Questions to be asked and lessons learnt.

LAST spring Ryan Bell was told to leave the South London comprehensive school he attended, or be thrown out. A pupil once thought bright and talented was branded "rude, disruptive and unmanageable". As far as the school was concerned he was unteachable.

Three months later Ryan, now 14, was still looking for a school place. He was one of 300 British children excluded - or expelled, as they called it in my day - from school each week for violent or disruptive behaviour. Four out of five never return to school again.

Ryan is one of the lucky ones. The makers of A Second Chance offered to pay the £15,000-a-year fees for him to become a boarder at Downside, a Catholic boys' school near Bath run by monks. The headmaster, Father Antony Sutch, is a former spiritual advisor to the Princess of Wales.
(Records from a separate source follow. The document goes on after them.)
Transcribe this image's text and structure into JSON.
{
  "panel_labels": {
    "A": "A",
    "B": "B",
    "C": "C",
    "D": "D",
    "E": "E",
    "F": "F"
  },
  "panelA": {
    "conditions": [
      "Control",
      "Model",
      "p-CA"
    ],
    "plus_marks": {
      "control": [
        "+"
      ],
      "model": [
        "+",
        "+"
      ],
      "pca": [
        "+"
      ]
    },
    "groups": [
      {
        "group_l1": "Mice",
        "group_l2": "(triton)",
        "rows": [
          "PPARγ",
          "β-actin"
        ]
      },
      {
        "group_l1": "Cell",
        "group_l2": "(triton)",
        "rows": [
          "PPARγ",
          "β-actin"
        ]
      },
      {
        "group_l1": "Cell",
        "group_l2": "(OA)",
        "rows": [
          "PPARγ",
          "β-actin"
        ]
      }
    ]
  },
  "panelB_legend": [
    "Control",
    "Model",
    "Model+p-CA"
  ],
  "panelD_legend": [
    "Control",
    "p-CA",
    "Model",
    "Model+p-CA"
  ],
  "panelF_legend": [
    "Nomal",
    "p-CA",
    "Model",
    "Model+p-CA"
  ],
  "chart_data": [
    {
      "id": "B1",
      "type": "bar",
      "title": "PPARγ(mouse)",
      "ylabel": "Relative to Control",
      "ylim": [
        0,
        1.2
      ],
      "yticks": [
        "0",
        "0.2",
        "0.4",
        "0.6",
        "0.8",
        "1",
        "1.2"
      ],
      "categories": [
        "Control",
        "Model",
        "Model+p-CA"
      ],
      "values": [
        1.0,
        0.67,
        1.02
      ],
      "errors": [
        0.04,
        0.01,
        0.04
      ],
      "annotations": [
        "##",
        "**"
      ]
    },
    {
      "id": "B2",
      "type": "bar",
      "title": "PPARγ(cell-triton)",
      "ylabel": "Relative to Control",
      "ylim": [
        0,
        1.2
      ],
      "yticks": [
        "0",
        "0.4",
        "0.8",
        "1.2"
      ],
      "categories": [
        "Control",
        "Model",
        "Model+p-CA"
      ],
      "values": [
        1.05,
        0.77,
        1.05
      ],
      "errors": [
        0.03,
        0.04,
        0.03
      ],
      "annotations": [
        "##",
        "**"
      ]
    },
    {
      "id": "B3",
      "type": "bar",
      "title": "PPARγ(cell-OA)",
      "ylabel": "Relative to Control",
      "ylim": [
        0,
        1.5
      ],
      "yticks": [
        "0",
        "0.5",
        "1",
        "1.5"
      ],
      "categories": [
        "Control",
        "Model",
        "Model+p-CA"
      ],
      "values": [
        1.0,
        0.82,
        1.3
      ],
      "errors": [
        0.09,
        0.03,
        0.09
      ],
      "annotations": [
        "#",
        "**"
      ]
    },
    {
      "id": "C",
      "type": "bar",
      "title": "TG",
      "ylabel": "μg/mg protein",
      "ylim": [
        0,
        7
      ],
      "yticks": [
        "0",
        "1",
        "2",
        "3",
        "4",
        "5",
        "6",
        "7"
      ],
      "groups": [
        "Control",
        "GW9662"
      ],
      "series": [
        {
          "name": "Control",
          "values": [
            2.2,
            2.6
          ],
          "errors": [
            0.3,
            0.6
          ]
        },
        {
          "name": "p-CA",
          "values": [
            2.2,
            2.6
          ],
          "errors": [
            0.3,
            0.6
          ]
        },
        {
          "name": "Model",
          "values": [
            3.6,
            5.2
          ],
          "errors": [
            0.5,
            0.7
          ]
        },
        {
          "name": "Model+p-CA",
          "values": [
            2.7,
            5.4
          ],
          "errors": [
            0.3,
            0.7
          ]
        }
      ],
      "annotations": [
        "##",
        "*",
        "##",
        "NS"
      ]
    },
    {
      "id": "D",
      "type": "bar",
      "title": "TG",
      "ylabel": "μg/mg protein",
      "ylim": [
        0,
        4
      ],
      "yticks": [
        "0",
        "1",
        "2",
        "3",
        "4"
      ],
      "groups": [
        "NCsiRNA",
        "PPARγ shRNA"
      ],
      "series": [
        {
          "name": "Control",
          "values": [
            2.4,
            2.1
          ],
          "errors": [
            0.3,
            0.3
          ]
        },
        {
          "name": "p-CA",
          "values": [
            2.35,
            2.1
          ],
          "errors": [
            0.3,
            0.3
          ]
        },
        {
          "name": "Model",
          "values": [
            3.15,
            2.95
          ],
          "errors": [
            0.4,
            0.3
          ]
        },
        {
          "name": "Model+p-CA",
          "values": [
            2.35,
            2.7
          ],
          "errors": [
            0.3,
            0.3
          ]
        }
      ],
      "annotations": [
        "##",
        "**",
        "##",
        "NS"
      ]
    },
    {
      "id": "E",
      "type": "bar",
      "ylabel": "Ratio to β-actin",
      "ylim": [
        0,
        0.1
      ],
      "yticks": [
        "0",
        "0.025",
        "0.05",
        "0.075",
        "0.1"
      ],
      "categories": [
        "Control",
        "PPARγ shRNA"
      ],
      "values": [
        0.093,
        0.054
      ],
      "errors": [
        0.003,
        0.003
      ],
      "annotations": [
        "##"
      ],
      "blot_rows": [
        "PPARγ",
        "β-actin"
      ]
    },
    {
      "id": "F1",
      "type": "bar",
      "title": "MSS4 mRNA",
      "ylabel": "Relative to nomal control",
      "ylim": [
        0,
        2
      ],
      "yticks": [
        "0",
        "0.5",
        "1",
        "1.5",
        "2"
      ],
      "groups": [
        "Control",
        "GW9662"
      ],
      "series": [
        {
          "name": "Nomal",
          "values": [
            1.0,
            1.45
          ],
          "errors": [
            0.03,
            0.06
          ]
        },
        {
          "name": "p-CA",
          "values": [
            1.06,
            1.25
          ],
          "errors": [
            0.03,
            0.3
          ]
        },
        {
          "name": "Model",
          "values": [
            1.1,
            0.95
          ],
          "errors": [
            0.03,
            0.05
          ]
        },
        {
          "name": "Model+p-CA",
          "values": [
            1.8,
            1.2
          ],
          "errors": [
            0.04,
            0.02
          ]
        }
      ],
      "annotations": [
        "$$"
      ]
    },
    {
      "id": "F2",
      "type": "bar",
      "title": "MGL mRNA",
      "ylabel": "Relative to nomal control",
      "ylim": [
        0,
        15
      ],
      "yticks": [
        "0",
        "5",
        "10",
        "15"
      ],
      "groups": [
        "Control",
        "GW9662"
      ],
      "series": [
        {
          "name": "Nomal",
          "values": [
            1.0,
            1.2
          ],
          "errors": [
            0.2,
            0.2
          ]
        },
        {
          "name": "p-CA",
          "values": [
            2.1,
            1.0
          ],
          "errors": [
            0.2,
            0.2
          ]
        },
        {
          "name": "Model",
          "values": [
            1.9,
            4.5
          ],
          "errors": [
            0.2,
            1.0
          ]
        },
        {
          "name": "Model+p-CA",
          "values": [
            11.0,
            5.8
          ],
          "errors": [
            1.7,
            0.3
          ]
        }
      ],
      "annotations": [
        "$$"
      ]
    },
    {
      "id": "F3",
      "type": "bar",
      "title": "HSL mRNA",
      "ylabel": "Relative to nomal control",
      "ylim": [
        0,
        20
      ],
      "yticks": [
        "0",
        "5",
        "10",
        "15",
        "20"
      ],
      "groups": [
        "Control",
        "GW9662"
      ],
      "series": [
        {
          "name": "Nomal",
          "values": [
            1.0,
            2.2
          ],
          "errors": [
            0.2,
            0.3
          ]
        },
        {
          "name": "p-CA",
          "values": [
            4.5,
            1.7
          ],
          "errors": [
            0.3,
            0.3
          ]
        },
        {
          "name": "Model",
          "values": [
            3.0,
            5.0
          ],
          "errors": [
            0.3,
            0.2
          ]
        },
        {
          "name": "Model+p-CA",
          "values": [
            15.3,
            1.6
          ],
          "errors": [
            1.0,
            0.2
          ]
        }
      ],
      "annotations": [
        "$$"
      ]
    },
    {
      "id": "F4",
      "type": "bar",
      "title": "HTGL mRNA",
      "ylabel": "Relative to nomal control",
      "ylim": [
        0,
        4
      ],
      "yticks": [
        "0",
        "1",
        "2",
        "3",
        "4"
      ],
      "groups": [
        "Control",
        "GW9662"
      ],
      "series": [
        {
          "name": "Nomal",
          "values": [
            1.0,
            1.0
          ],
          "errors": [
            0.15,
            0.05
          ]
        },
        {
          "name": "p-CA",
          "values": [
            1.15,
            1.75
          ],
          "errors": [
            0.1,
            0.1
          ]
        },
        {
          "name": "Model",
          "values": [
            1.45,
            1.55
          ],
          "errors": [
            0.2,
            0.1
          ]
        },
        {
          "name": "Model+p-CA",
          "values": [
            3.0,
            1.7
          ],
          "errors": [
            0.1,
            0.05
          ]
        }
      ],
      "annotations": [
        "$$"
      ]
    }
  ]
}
This documentary - the first of three about excluded children given another chance - raised lots of questions, and not just about the state of our educational system. There would have been no documentary if the makers hadn't paid Ryan's fees. You could say that he's exploiting them as much as they are exploiting him. He benefits by getting a good education at one of the country's top schools for free.

The makers weren't blind to the problem. They called in three experts to assess Ryan's ability to cope with leaving home and living under the glare of the cameras. They judged he would cope. He did even better than they anticipated. At one point the experts were forced to recognise that they were making a bigger deal of having two very different sets of friends - at school and the London estate where his family live - than Ryan himself.

Once you removed the worry that Ryan was a guinea pig in an experiment to see if a troublesome pupil could be reformed, there was much to enjoy and learn from A Second Chance. The failures of the state education system, such as overcrowded classes and lack of individual attention, became clear as Ryan blossomed under the Downside system.

It helped that he was a sensible, intelligent lad - most of the time, a case of graffiti-spraying on London Transport property during the school holidays proved a minor blip - who recognised that he needed to finish his education if he was to fulfill his dream of being a cartoonist or games designer.

From what we saw, the class difference hardly surfaced. Downside pupils accepted him into what Father Sutch regarded a family. His advice to the new pupil was simply put, "Respect other people and yourself". Ryan himself had expected it to be much harder to fit it, but he found "they are average teenagers talking about cars and girls". His friends on the estate were pleased, and a little surprised, to find him unchanged when he came home for the holidays as they thought he'd come back posh.

By the end of term, Ryan was playing for the school at rugby, and coming top of the class in biology and Latin. The final caption told us he was still at Downside and studying for ten GCSEs. The programme will continue to pay his school fees for the next two years. It looks like being money well spent, both in educational and TV terms.